Whether that is actually going to happen, and whether change will be for better or worse, was the focus yesterday at the start of an industry conference here sponsored by Municipal Bond Investors Assurance Corp.

"The election is a basis for new hope that we will attack some of our large economic problems, which I think are rather deep-seated and will take a while to deal with," Paul A. Volcker, former chairman of the Federal Reserve Bank, said in an interview. "But I think that now we have potentially a launching pad for dealing with them."

Volcker, chairman of James D. Wolfensohn Inc., noted that President-elect Bill Clinton has emphasized the need for increased infrastructure spending, but warned that the deficit must also be a high priority.

"The deficit problem is a kind of cancer eating away at the nation's investment," Volcker said.

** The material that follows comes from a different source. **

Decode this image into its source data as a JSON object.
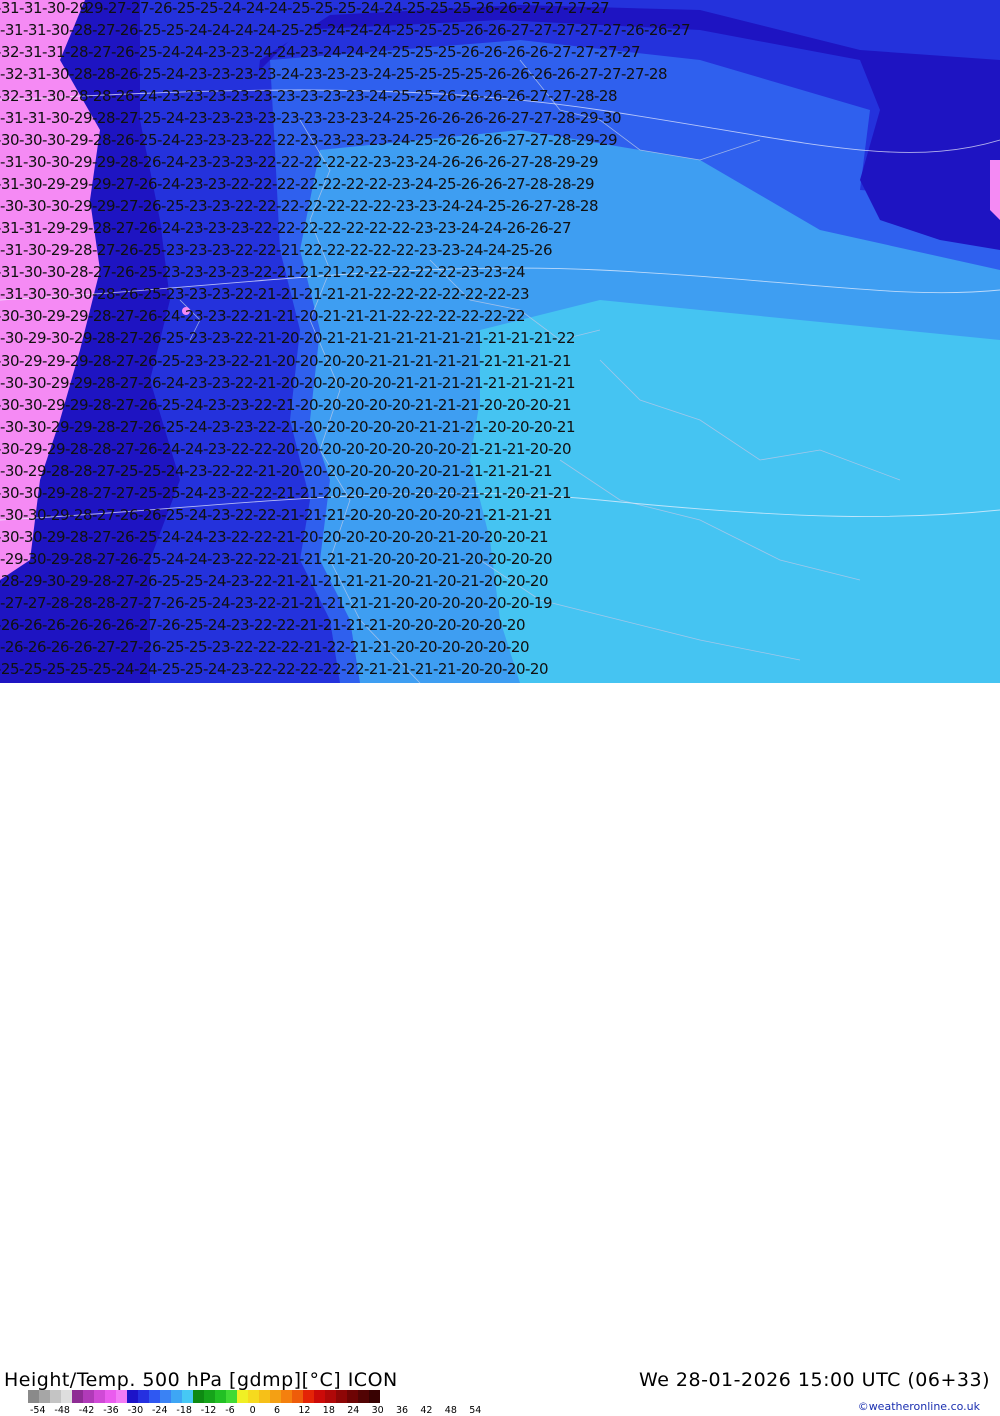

By draining away private saving, the deficit stunts private investment and contributes to the national recession, several speakers stressed.

Echoing that theme Sunday night was Rep. Richard Gephardt, D-Mo., who set the tone of the conference with a speech pointing out the delicate balance between deficit reduction and the need for increased investment.

"We have to do both," Gephardt said. "We have a deficit, but there's a need for investment in infrastructure, particularly in the area of higher education and technology."

The need for a fiscal stimulus package was also discussed, along with warnings about the pitfalls of such a policy.

Benjamin M. Friedman, chairman of Harvard University's economics department, said, "This is an economy that needs to be moved back into a high state of production."

But he said the type of investment needed to make that change should be geared toward moving the nation away from the high consumption and low investment dynamic that prevailed over the last dozen years.

"We have not invested systematically for at least a decade in just about all of the makings of a strong, prosperous economy," he said, pointing in particular to roads, bridges, education, and new research.

Friedman said he expects a stimulus package in January from Clinton, but noted it is not yet clear how big a push should be attempted.

The danger in pushing too hard is a negative reaction from the bond markets, which, fearing inflation, could drive long-term interest rates higher and defeat the very purpose of the stimulus package, he noted.

Some market participants say those worries have already been registered through rising interest rates over the past several weeks.

Gephardt, the House majority leader, said competing budget goals will mean spending cuts in several areas of the budget, and he suggested limits on increases in healthcare costs and a faster trimming of the defense budget for a start

In particular, he proposed capping federal health-care costs at six points above the national inflation rate, then gradually reducing the cap to match the inflation rate.

Gephardt said that strategy would save $150 billion in five years. But Louis W. Sullivan, President Bush's secretary of health and human services, called that idea "very dangerous."

Sullivan said such a "global budget" policy would resemble the current national health-care system in Canada, which he said would stifle private initiative and add to the large federal health-care bureaucracy.

In addition to proposing healthcare spending reform, Gephardt also said a modest increase in energy taxes "could be sold to the American people."